Panggung politik menjadi sebuah realitas buatan yang diadakan untuk mempengaruhi, mengarahkan bahkan memaksa alam bawah sadar rakyat dalam menentukan pilihan-pilihan yang terkadang bertentangan dengan nalar dan hati nurani mereka. Rakyat kembali tidak berdaya, meskipun [sepertinya] hanya lima tahun sekali.
Syahdan, berabad silam Aristoteles sudah pernah menyangsikan akan keefektifan sistem demokrasi dalam mengejahwantahkan kepentingan rakyat. Terlalu banyak kepentingan di dalamnya dan rakyat seringkali terabaikan, dan semestinya para pemimpin tidak jatuh kepada kaum politisi namun kepada kaum pemikir, kaum cerdik cendekia alias para filsuf itu sendiri.
Keraguan itu dalam beberapa batas tertentu menjadi kenyataan, bahkan demokrasi menjadi arena untuk meraih suara rakyat sebanyak-banyaknya, dan dengan segala bentuk rekayasa dan politik pencitraannya, janji-janji yang ditebarpun seringkali menjadi rangkaian kata-kata tanpa makna, tanpa harus ada kewajiban untuk mewujudkannya. Bahkan seringkali demokrasi justru melahirkan kaum kaum pemburu rente kekuasaan.
Suara rakyat juga acapkali akhirnya hanya melebur dalam deretan angka-angka statistika semata, dalam hitungan sekian-sekian suara rakyat menjelma menjadi kuasa-kuasa dan sungguh menyedihkan dalam hitungan-hitungan sekian-sekian juga, suara rakyat terpaksa dihilangkan dalam statistika demokrasi. Artinya nurani sebagian rakyat telah dikubur dalam-dalam juga atas nama demokrasi.
Namun, bagaimanapun juga demokrasi adalah sebuah keniscayaan, karena hingga kini hanya sistem inilah yang masih bertahan dan mampu berjalan untuk menggambarkan dan menyelami keinginan dan suara orang banyak, suara kaum kawula yang disebut rakyat.

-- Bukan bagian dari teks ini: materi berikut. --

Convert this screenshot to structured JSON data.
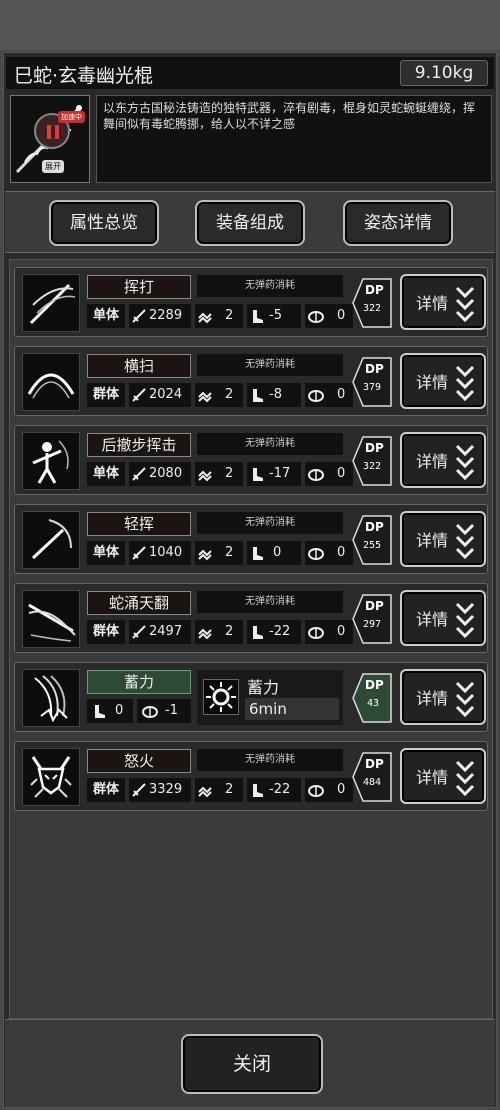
{
  "weapon": {
    "title": "巳蛇·玄毒幽光棍",
    "weight": "9.10kg",
    "description": "以东方古国秘法铸造的独特武器，淬有剧毒，棍身如灵蛇蜿蜒缠绕，挥舞间似有毒蛇腾挪，给人以不详之感",
    "badge_tag": "加速中"
  },
  "expand_label": "展开",
  "tabs": [
    {
      "label": "属性总览"
    },
    {
      "label": "装备组成"
    },
    {
      "label": "姿态详情"
    }
  ],
  "skills": [
    {
      "name": "挥打",
      "ammo": "无弹药消耗",
      "target": "单体",
      "attack": "2289",
      "hits": "2",
      "stance": "-5",
      "stamina": "0",
      "dp_label": "DP",
      "dp": "322",
      "detail": "详情",
      "icon": "swing-icon"
    },
    {
      "name": "横扫",
      "ammo": "无弹药消耗",
      "target": "群体",
      "attack": "2024",
      "hits": "2",
      "stance": "-8",
      "stamina": "0",
      "dp_label": "DP",
      "dp": "379",
      "detail": "详情",
      "icon": "sweep-icon"
    },
    {
      "name": "后撤步挥击",
      "ammo": "无弹药消耗",
      "target": "单体",
      "attack": "2080",
      "hits": "2",
      "stance": "-17",
      "stamina": "0",
      "dp_label": "DP",
      "dp": "322",
      "detail": "详情",
      "icon": "backstep-strike-icon"
    },
    {
      "name": "轻挥",
      "ammo": "无弹药消耗",
      "target": "单体",
      "attack": "1040",
      "hits": "2",
      "stance": "0",
      "stamina": "0",
      "dp_label": "DP",
      "dp": "255",
      "detail": "详情",
      "icon": "light-swing-icon"
    },
    {
      "name": "蛇涌天翻",
      "ammo": "无弹药消耗",
      "target": "群体",
      "attack": "2497",
      "hits": "2",
      "stance": "-22",
      "stamina": "0",
      "dp_label": "DP",
      "dp": "297",
      "detail": "详情",
      "icon": "serpent-surge-icon"
    },
    {
      "name": "蓄力",
      "stance": "0",
      "stamina": "-1",
      "charge_title": "蓄力",
      "charge_time": "6min",
      "dp_label": "DP",
      "dp": "43",
      "detail": "详情",
      "icon": "charge-icon"
    },
    {
      "name": "怒火",
      "ammo": "无弹药消耗",
      "target": "群体",
      "attack": "3329",
      "hits": "2",
      "stance": "-22",
      "stamina": "0",
      "dp_label": "DP",
      "dp": "484",
      "detail": "详情",
      "icon": "fury-icon"
    }
  ],
  "footer": {
    "close_label": "关闭"
  },
  "colors": {
    "panel": "#2a2a2a",
    "charge_green": "#2d4a35",
    "badge_red": "#e03a3a"
  }
}
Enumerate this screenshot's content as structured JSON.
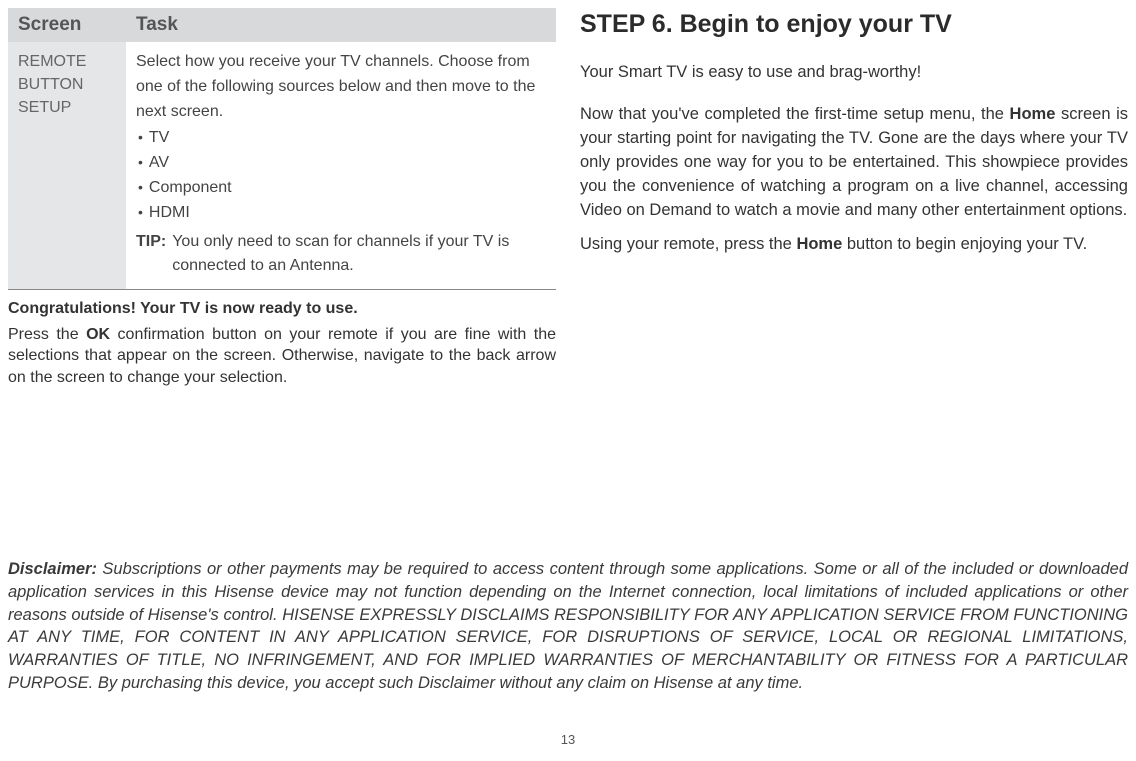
{
  "table": {
    "headers": {
      "screen": "Screen",
      "task": "Task"
    },
    "row": {
      "screen": "REMOTE BUTTON SETUP",
      "task_intro": "Select how you receive your TV channels. Choose from one of the following sources below and then move to the next screen.",
      "bullets": [
        "TV",
        "AV",
        "Component",
        "HDMI"
      ],
      "tip_label": "TIP:",
      "tip_text": "You only need to scan for channels if your TV is connected to an Antenna."
    }
  },
  "below": {
    "congrats": "Congratulations! Your TV is now ready to use.",
    "press_pre": "Press the ",
    "ok": "OK",
    "press_post": " confirmation button on your remote if you are fine with the selections that appear on the screen. Otherwise, navigate to the back arrow on the screen to change your selection."
  },
  "right": {
    "heading": "STEP 6. Begin to enjoy your TV",
    "p1": "Your Smart TV is easy to use and brag-worthy!",
    "p2_pre": "Now that you've completed the first-time setup menu, the ",
    "p2_home": "Home",
    "p2_post": " screen is your starting point for navigating the TV. Gone are the days where your TV only provides one way for you to be entertained. This showpiece provides you the convenience of watching a program on a live channel, accessing Video on Demand to watch a movie and many other entertainment options.",
    "p3_pre": "Using your remote, press the ",
    "p3_home": "Home",
    "p3_post": " button to begin enjoying your TV."
  },
  "disclaimer": {
    "label": "Disclaimer:",
    "text": " Subscriptions or other payments may be required to access content through some applications. Some or all of the included or downloaded application services in this Hisense device may not function depending on the Internet connection, local limitations of included applications or other reasons outside of Hisense's control. HISENSE EXPRESSLY DISCLAIMS RESPONSIBILITY FOR ANY APPLICATION SERVICE FROM FUNCTIONING AT ANY TIME, FOR CONTENT IN ANY APPLICATION SERVICE, FOR DISRUPTIONS OF SERVICE, LOCAL OR REGIONAL LIMITATIONS, WARRANTIES OF TITLE, NO INFRINGEMENT, AND FOR IMPLIED WARRANTIES OF MERCHANTABILITY OR FITNESS FOR A PARTICULAR PURPOSE. By purchasing this device, you accept such Disclaimer without any claim on Hisense at any time."
  },
  "pagenum": "13"
}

Vox Populi Vox Dei, seolah menepuk pundak kita, seraya mengingatkan bahwa pesta telah usai, citra-citra sudah tidak diperlukan lagi, hingar bingar panggung simulakra telah purna. Kini saatnya memutar ulang janji-janji yang telah ditebar, saatnya berhadapan dengan kenyataan, dengan rakyat yang sesungguhnya sebagai pemilik sah demokrasi. Yang bisa sabar, yang bisa pasrah dan juga, jangan dilupakan, punya aliran kekuatan yang dapat memecahkan batu karang sekokoh apapun.
* Zarqoni Maksum adalah pewarta foto ANTARA dan tulisannya ini merupakan pengantar dalam Pameran Foto "Demokrasi Langsung" yang digelar di Jakarta (28 Okt-4 Nov 2009), Surabaya (6-15 Nov 2009), Medan (13-22 Nov 2009), Makassar (20-29 Nov 2009), Denpasar (27 Nov-6 Des 2009), dan Yogyakarta.